Why do car seats weigh so much

Lightweight construction: Small cattle also weigh something

Every kilogram on the car increases fuel consumption. This is already an issue for conventional cars, even if, as is currently the case, fuel is relatively cheap in view of the low oil prices. It is even more important to look at the vehicle weight in electrically powered cars. The range of a battery charge is limited, and with every additional kilo of weight, the distance after which the scooter has to be plugged in again becomes shorter.

Lightweight construction is feasible, but the materials carbon and magnesium are very expensive. Many manufacturers therefore rely on clever alternatives to the expensive high-tech materials. In the following, we present five options that car manufacturers can use.

1. Seats

A standard car seat weighs a good 20 kilograms, and most cars have at least two of them. Manufacturers are trying to reduce weight and are replacing steel with plastic components. In addition, the backrests are modeled particularly thin. With its concept Synergy Seat Gen 3, the supplier Johnson Controls shows how the stalls could lose weight again: Behind this bulky name is a comparatively light seat made of natural fibers. A stable sheet metal in the backrest means that the conventional metal structure, i.e. mass, can be saved on the inside.

2. Cable

The fact that cars have become heavier in recent years is also due to the increasing use of electronics in vehicles. The three kilometers of cable alone push the scales up. For a few years now, manufacturers have been increasingly using aluminum instead of copper for electrical conductors. According to the supplier Delphi, the cables made of light metal weigh up to 48 percent less and are also extremely resistant to kinking.

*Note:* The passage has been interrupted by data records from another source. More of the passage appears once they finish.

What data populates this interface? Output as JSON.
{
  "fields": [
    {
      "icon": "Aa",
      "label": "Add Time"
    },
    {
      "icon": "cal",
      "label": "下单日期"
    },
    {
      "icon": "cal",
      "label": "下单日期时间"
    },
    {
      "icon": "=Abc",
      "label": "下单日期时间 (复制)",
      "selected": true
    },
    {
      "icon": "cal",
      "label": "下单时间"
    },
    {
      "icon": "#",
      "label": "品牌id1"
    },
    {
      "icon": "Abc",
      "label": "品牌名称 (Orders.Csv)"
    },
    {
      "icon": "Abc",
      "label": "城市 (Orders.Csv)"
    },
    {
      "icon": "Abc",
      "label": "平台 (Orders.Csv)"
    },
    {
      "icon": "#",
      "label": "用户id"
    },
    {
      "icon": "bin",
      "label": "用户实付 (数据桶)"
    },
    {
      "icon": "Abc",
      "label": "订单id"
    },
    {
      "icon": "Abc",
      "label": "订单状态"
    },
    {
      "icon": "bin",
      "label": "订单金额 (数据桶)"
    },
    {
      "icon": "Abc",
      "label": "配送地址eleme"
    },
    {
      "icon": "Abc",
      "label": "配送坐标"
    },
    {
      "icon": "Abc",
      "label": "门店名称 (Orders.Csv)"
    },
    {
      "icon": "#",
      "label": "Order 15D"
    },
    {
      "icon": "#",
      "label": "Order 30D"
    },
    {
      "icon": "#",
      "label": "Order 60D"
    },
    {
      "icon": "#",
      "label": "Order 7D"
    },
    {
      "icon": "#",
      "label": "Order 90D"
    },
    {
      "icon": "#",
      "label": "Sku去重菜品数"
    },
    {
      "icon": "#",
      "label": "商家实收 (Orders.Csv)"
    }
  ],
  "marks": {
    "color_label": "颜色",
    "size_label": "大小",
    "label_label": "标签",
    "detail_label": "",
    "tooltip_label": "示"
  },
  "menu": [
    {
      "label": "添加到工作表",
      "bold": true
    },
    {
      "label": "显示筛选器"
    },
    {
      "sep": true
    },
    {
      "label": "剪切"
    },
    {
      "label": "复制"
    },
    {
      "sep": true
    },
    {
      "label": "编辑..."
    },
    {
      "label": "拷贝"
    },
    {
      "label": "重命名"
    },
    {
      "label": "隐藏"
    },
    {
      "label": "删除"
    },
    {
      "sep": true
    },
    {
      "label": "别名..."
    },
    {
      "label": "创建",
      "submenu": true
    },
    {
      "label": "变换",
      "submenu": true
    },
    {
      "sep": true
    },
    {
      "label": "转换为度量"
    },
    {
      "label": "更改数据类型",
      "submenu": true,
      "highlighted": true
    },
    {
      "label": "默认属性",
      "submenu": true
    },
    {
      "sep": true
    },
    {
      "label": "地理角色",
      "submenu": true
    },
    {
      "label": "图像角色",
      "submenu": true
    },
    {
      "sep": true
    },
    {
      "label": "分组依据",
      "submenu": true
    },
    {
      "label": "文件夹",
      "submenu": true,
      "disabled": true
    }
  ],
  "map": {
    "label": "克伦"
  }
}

Because of their lower conductivity, however, they require a larger cross-section than copper cables. This limits their use in the car in places where there is sufficient space available. Toyota uses aluminum, for example, for the wiring in the doors.

3. springs

Lightweight construction can be beneficial not only for fuel consumption, but also for driving comfort. Audi wants to improve both with suspension springs made of glass fiber reinforced plastic (GRP). The coil springs developed in collaboration with a supplier are thicker than ordinary steel specimens, but have fewer coils. According to Audi, the light green GRP springs are around 40 percent lighter. The vehicle weight is reduced by 4.4 kilograms.

Around half of this benefits the unsprung masses, i.e. the wheels, brakes and suspension. A weight reduction improves driving precision here. Another advantage: the GRP springs do not rust and are also insensitive to stone chips, and their production is less energy-intensive than that of steel springs. The new GRP springs celebrated their premiere in autumn in the fuel-saving version of the Audi A6. Further models are to follow.

4. Brake pedal

Pedals made of aluminum are particularly popular in sporty cars for visual reasons. But manufacturers are also working on the pedals to save weight - many now use plastic ones. The supplier ZF, for example, offers a brake pedal made of continuous fiber-reinforced plastic that is supposed to be around 50 percent lighter than steel ones. The material is considered to be particularly strong and stiff, and it can also be easily recycled.

5. Waiver

Components that are not on board weigh the least. Citro├źn is currently showing that foregoing does not have to mean a loss. The French manufacturer has simply left out a few extras in its compact crossover model C4 Cactus. In the rear there are neither window regulators nor cranks, but the vent windows that are only common in vans these days. The five-door model also saves the ventilation nozzle and air duct on the right-hand side of the dashboard, the front passenger only has the nozzle in the center console for heating and cooling. Well worth the effort: the 4.16 meter long mini SUV weighs just over 1,000 kilograms in the basic version.